A developing taste for overseas explorations was set back with the onset of the pandemic. Before that, destinations of a Scandinavian or Alpine feel were attracting my attention, and there was a first leisure trip to North America that took me to British Columbia. Local hill country across the Peak District then became a godsend in both 2020 and 2021, though I also got to Shropshire and the Llandudno during 2020.
2022 not only marked the start of my returning to travelling farther away from home, but it also became the first year with numerous incursions into Irish hill country. The moors around Marsden also got some of my attention, as did some Lakeland fells and Scottish hills, and Wales was not excluded either. Even so, the Irish excursions in the counties of Dublin, Limerick, Clare, Tipperary, Kerry and Cork were the big feature of the year. It was as if I were moving beyond the pandemic more in my native country than anywhere else.
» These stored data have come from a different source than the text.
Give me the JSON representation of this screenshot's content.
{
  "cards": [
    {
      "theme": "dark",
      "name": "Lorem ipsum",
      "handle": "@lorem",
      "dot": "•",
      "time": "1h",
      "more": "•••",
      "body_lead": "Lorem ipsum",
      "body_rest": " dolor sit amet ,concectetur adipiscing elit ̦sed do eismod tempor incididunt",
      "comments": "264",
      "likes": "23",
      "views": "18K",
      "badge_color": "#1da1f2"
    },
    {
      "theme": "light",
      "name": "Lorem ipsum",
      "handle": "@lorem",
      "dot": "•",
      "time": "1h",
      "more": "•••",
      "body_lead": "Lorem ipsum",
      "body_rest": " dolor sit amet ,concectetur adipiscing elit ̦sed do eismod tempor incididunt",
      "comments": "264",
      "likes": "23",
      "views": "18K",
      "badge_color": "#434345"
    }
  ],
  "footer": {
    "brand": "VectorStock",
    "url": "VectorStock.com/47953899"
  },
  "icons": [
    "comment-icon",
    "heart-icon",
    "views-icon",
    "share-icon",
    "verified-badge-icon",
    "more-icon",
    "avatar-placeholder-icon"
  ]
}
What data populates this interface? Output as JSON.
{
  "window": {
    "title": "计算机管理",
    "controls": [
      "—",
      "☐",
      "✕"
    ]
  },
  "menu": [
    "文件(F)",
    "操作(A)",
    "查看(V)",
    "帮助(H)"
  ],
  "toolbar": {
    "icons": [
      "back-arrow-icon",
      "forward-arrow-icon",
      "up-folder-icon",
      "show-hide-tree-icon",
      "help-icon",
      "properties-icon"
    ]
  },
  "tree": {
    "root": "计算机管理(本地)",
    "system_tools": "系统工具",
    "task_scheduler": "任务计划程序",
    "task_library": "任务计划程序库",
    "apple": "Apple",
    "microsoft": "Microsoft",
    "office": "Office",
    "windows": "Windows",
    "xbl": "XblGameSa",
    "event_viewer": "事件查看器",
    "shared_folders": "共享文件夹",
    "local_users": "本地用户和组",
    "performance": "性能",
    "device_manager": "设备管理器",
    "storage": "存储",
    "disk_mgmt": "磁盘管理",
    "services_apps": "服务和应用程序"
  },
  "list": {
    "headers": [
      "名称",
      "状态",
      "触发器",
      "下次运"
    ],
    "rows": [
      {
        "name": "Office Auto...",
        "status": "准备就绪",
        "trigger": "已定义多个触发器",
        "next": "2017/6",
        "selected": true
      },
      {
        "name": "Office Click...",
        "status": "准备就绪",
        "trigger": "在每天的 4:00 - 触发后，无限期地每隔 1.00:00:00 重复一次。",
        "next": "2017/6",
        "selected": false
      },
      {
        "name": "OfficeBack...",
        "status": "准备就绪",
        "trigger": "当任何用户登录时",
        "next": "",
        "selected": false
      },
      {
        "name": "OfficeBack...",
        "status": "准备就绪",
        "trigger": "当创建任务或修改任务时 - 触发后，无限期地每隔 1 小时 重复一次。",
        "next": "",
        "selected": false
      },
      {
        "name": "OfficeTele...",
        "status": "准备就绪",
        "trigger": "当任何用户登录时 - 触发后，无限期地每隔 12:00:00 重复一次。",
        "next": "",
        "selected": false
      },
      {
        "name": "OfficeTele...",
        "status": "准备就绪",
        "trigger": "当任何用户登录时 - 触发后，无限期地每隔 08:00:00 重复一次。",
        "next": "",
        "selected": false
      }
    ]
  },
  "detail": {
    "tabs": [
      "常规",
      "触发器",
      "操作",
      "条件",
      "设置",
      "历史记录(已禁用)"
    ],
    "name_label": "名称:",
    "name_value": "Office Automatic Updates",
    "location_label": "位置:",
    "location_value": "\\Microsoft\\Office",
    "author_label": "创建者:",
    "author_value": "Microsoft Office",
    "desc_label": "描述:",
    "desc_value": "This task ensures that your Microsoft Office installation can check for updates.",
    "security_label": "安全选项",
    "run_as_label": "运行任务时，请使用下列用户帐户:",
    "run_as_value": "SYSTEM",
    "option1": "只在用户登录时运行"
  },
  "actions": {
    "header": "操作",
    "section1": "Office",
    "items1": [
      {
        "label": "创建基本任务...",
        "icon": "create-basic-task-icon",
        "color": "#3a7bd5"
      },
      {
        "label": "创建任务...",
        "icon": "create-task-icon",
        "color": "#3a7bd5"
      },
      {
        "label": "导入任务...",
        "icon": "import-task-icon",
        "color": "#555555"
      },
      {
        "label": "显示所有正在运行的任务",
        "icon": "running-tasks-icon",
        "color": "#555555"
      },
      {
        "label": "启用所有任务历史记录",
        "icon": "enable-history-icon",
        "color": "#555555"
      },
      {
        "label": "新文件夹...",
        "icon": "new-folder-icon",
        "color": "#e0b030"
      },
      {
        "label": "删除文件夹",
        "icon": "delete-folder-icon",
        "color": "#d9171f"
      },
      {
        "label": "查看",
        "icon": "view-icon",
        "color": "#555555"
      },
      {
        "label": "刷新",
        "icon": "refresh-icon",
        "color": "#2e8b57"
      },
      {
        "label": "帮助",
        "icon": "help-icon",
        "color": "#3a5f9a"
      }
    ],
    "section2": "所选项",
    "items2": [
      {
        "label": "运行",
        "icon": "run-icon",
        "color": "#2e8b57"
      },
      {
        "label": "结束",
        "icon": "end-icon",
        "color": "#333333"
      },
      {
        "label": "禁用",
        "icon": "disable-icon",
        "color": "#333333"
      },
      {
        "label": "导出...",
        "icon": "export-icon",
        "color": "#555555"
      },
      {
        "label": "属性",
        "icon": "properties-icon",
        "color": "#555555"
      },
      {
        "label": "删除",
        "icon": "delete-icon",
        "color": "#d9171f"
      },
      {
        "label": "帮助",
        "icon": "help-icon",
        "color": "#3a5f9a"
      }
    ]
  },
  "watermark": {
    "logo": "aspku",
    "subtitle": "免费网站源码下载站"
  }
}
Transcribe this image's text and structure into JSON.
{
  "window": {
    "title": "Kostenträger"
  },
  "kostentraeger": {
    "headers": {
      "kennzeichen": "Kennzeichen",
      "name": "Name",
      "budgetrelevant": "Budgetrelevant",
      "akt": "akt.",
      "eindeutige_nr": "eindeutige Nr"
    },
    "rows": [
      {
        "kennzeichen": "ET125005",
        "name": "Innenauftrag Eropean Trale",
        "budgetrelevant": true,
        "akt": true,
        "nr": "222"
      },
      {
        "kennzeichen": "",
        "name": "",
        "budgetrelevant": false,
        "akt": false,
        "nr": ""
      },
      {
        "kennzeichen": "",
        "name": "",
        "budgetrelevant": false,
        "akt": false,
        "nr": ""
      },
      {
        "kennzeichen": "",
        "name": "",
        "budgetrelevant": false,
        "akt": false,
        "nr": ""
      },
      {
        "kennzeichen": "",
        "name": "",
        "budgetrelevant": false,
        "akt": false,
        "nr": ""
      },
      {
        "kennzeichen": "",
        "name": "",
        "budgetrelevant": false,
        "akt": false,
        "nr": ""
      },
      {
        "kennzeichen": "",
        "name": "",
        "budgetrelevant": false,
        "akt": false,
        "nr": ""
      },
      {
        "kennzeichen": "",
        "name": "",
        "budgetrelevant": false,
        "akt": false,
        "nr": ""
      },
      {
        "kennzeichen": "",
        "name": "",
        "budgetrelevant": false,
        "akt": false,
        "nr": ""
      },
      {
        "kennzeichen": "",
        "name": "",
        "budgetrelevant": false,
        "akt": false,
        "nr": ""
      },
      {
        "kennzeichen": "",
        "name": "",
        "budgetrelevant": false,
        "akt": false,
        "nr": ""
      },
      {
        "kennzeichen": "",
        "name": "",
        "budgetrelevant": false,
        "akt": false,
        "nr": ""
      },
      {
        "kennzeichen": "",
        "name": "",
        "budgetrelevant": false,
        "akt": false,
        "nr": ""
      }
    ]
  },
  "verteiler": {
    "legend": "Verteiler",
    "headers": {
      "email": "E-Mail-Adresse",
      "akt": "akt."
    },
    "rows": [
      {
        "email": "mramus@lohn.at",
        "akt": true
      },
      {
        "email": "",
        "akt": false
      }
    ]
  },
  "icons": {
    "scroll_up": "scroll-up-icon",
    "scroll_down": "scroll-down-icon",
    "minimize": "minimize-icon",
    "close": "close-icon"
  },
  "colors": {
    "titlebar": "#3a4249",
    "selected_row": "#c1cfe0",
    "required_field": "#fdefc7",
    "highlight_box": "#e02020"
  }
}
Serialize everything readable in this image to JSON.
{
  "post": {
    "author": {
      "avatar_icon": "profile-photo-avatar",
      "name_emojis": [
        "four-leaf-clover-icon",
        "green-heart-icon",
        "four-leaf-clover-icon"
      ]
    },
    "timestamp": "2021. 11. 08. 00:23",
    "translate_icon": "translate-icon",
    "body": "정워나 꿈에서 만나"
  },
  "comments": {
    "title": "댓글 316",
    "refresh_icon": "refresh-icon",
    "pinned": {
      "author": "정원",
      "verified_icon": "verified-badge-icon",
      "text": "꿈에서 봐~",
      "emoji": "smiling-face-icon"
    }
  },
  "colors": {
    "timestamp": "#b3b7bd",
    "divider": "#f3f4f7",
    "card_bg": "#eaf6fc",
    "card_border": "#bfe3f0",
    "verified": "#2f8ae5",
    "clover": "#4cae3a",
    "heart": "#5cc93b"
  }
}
The Irish explorations were fewer in 2023, while Wales got much of my attention, and there was a longer distance escapade to the San Francisco Bay Area. The Channel Islands became the subject of two visits too, with the first of these allowing a day excursion to Saint-Malo in France.
Thus far, 2024 has become another year with numerous Irish explorations. The counties of Cork, Kerry, Limerick and Waterford all featured. However, it also has been a year with numerous Scottish incursions, reaching the Trossachs, Strathspey and Lochaber. Other business has deflected explorations from Inverness that would take in more around Loch Ness, as well as getting a hike in from Achnasheen. Much like a mooted trip to the American Pacific Northwest, these will need to wait. Having unused ideas cannot be a source of criticism. France also featured on two itineraries that took in its capital city, Brittany and Grenoble. They may not end explorations of a country that I scarcely had probed, but some extra reflection and learning needs to precede such things.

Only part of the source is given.